I have been thinking a lot about web-based software versus rich-client software recently, fueled by thoughts by Adam Rifkin and visions by Marc Canter and a bunch of other stuff besides.

We are staking our company on client software, but not traditional "applications", but true network-based applications. I think that web software has hit the wall, and is becoming marginalized because of inherent limitations in what is possible.

The world wide web is a bit like cable TV: it's a downstream thing. A web site dispenses content to lots of clients, but the clients struggle interacting in an upstream capacity (like cable). If you've ever uploaded photos to a web site, you know that it's inherently a downstream activity, this web surfing thing. Uploading is like swimming upstream, salmon jumping out of the river, making little progress, struggling....

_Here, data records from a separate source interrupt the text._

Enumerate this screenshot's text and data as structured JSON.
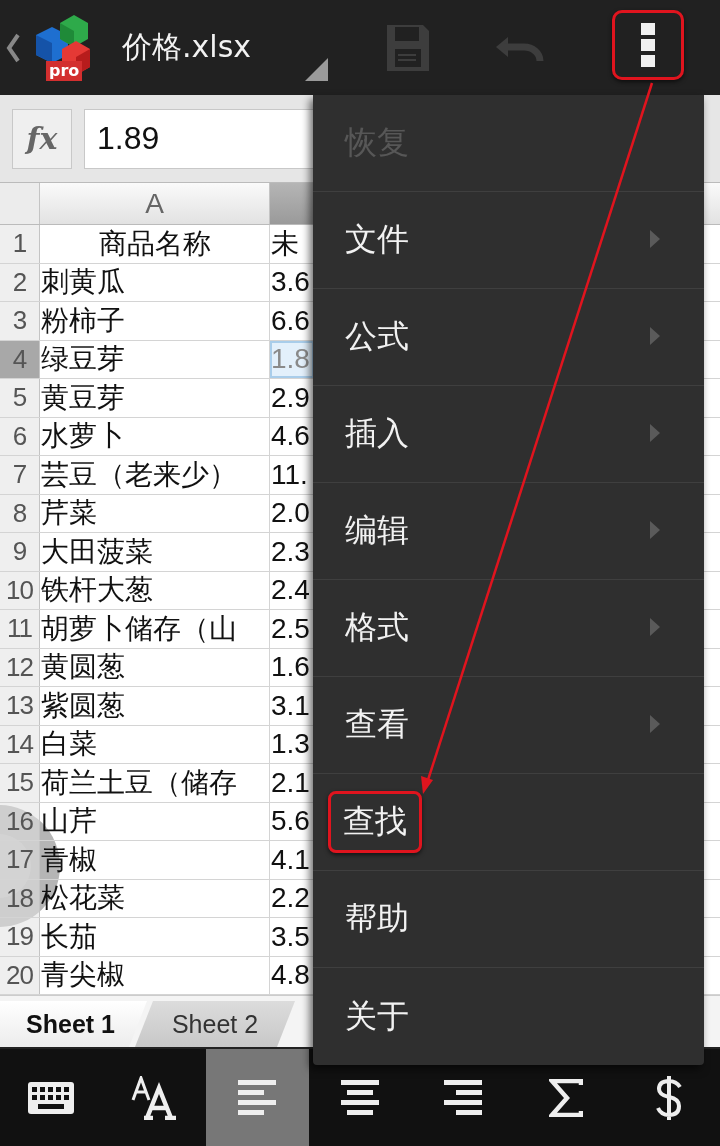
{
  "app_bar": {
    "logo_badge": "pro",
    "title": "价格.xlsx",
    "actions": [
      {
        "kind": "save",
        "disabled": true,
        "annotated": false
      },
      {
        "kind": "undo",
        "disabled": true,
        "annotated": false
      },
      {
        "kind": "overflow",
        "disabled": false,
        "annotated": true
      }
    ]
  },
  "formula_bar": {
    "label": "fx",
    "value": "1.89"
  },
  "sheet": {
    "columns": [
      {
        "label": "A",
        "selected": false
      },
      {
        "selected": true
      }
    ],
    "rows": [
      {
        "number": "1",
        "selected": false,
        "cells": [
          "商品名称",
          "未"
        ]
      },
      {
        "number": "2",
        "selected": false,
        "cells": [
          "刺黄瓜",
          "3.6"
        ]
      },
      {
        "number": "3",
        "selected": false,
        "cells": [
          "粉柿子",
          "6.6"
        ]
      },
      {
        "number": "4",
        "selected": true,
        "cells": [
          "绿豆芽",
          "1.8"
        ]
      },
      {
        "number": "5",
        "selected": false,
        "cells": [
          "黄豆芽",
          "2.9"
        ]
      },
      {
        "number": "6",
        "selected": false,
        "cells": [
          "水萝卜",
          "4.6"
        ]
      },
      {
        "number": "7",
        "selected": false,
        "cells": [
          "芸豆（老来少）",
          "11."
        ]
      },
      {
        "number": "8",
        "selected": false,
        "cells": [
          "芹菜",
          "2.0"
        ]
      },
      {
        "number": "9",
        "selected": false,
        "cells": [
          "大田菠菜",
          "2.3"
        ]
      },
      {
        "number": "10",
        "selected": false,
        "cells": [
          "铁杆大葱",
          "2.4"
        ]
      },
      {
        "number": "11",
        "selected": false,
        "cells": [
          "胡萝卜储存（山",
          "2.5"
        ]
      },
      {
        "number": "12",
        "selected": false,
        "cells": [
          "黄圆葱",
          "1.6"
        ]
      },
      {
        "number": "13",
        "selected": false,
        "cells": [
          "紫圆葱",
          "3.1"
        ]
      },
      {
        "number": "14",
        "selected": false,
        "cells": [
          "白菜",
          "1.3"
        ]
      },
      {
        "number": "15",
        "selected": false,
        "cells": [
          "荷兰土豆（储存",
          "2.1"
        ]
      },
      {
        "number": "16",
        "selected": false,
        "cells": [
          "山芹",
          "5.6"
        ]
      },
      {
        "number": "17",
        "selected": false,
        "cells": [
          "青椒",
          "4.1"
        ]
      },
      {
        "number": "18",
        "selected": false,
        "cells": [
          "松花菜",
          "2.2"
        ]
      },
      {
        "number": "19",
        "selected": false,
        "cells": [
          "长茄",
          "3.5"
        ]
      },
      {
        "number": "20",
        "selected": false,
        "cells": [
          "青尖椒",
          "4.8"
        ]
      }
    ]
  },
  "sheet_tabs": [
    {
      "label": "Sheet 1",
      "selected": true
    },
    {
      "label": "Sheet 2",
      "selected": false
    }
  ],
  "menu": {
    "items": [
      {
        "label": "恢复",
        "disabled": true,
        "submenu": false,
        "annotated": false
      },
      {
        "label": "文件",
        "disabled": false,
        "submenu": true,
        "annotated": false
      },
      {
        "label": "公式",
        "disabled": false,
        "submenu": true,
        "annotated": false
      },
      {
        "label": "插入",
        "disabled": false,
        "submenu": true,
        "annotated": false
      },
      {
        "label": "编辑",
        "disabled": false,
        "submenu": true,
        "annotated": false
      },
      {
        "label": "格式",
        "disabled": false,
        "submenu": true,
        "annotated": false
      },
      {
        "label": "查看",
        "disabled": false,
        "submenu": true,
        "annotated": false
      },
      {
        "label": "查找",
        "disabled": false,
        "submenu": false,
        "annotated": true
      },
      {
        "label": "帮助",
        "disabled": false,
        "submenu": false,
        "annotated": false
      },
      {
        "label": "关于",
        "disabled": false,
        "submenu": false,
        "annotated": false
      }
    ]
  },
  "toolbar": [
    {
      "kind": "keyboard",
      "selected": false
    },
    {
      "kind": "font-size",
      "selected": false
    },
    {
      "kind": "align-left",
      "selected": true
    },
    {
      "kind": "align-center",
      "selected": false
    },
    {
      "kind": "align-right",
      "selected": false
    },
    {
      "kind": "sum",
      "selected": false
    },
    {
      "kind": "currency",
      "selected": false
    }
  ]
}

But that's not even the biggest limitation. It's not a coincidence that Napster, Kazaa, and instant messenger clients are all native applications: they simply could not work over a web-based platform. They call it peer to peer but what it really means is that the applications can use the network any way they want, rather than being forced to talk only to the server from which they were spawned, as web software must do.

Consider also that so-called "web software" wouldn't work at all without the native application called the browser. And it is not a trivial piece of software, no matter whether you look at IE, FireFox, Safari, or whatever. They are complete operating systems unto themselves, and they still do a lousy job of running application software.

That's because they're web browsers. Not application platforms. Java notwithstanding. There's no support for good UI (Laszlo notwithstanding). And they're limited in terms of what they can do on the network, for security reasons.

So we're watching blogs and wikis and social networking and web-based services grow on the web platform, with the conspicuous absence of messaging, collaboration, and file sharing, because they're basically not possible.

We think that many of these useful network paradigms can still be combined, but it requires an entirely new application that itself is kind of a platform, like the browser was before it, but which enables a richer kind of communication-based work to be done. We have that, although today it looks a bit more like instant messaging than it does a web browser. Or does it look like Kazaa? Or sort of like an email client? Hmmmm....

The chief value of web-based software is that the data stays on the web site, centralized. This is undeniably powerful. But it's quite possible to do without using a browser as your dashboard. We think that combining centralized data with an inherently powerful communications tool you get the best of both worlds.

2 comments:

rob r said...

web apps , messageing , services have hit the wall You say.

You may reconsider after looking at Jax-Rpc, SAAJ api for SOAP Attachments, and open API's like activeMQ.

These components can be combined to provide fully fault tolerant, MOM compliant, centralized services like full movie e-distribution for providers like NetFlix.

That sort of distribution as a service will happen, dispite your dismissive comments.

rob r said...

With evolving API's like: Jax-Rpc, SAAJ api for SOAP Attachments, activeMQ and with the amount of attention that SOAP is getting there will not be a "hit the wall" experience for Web apps and for Web Services even when the services require "upstreaming".

For example, these components can be combined to provide fault tolerant, async MOM oriented, centralized services like full movie e-distribution for providers like NetFlix. The payback would be no more snailmailing of your DVD's and a huge reduction in xpense at Netflix.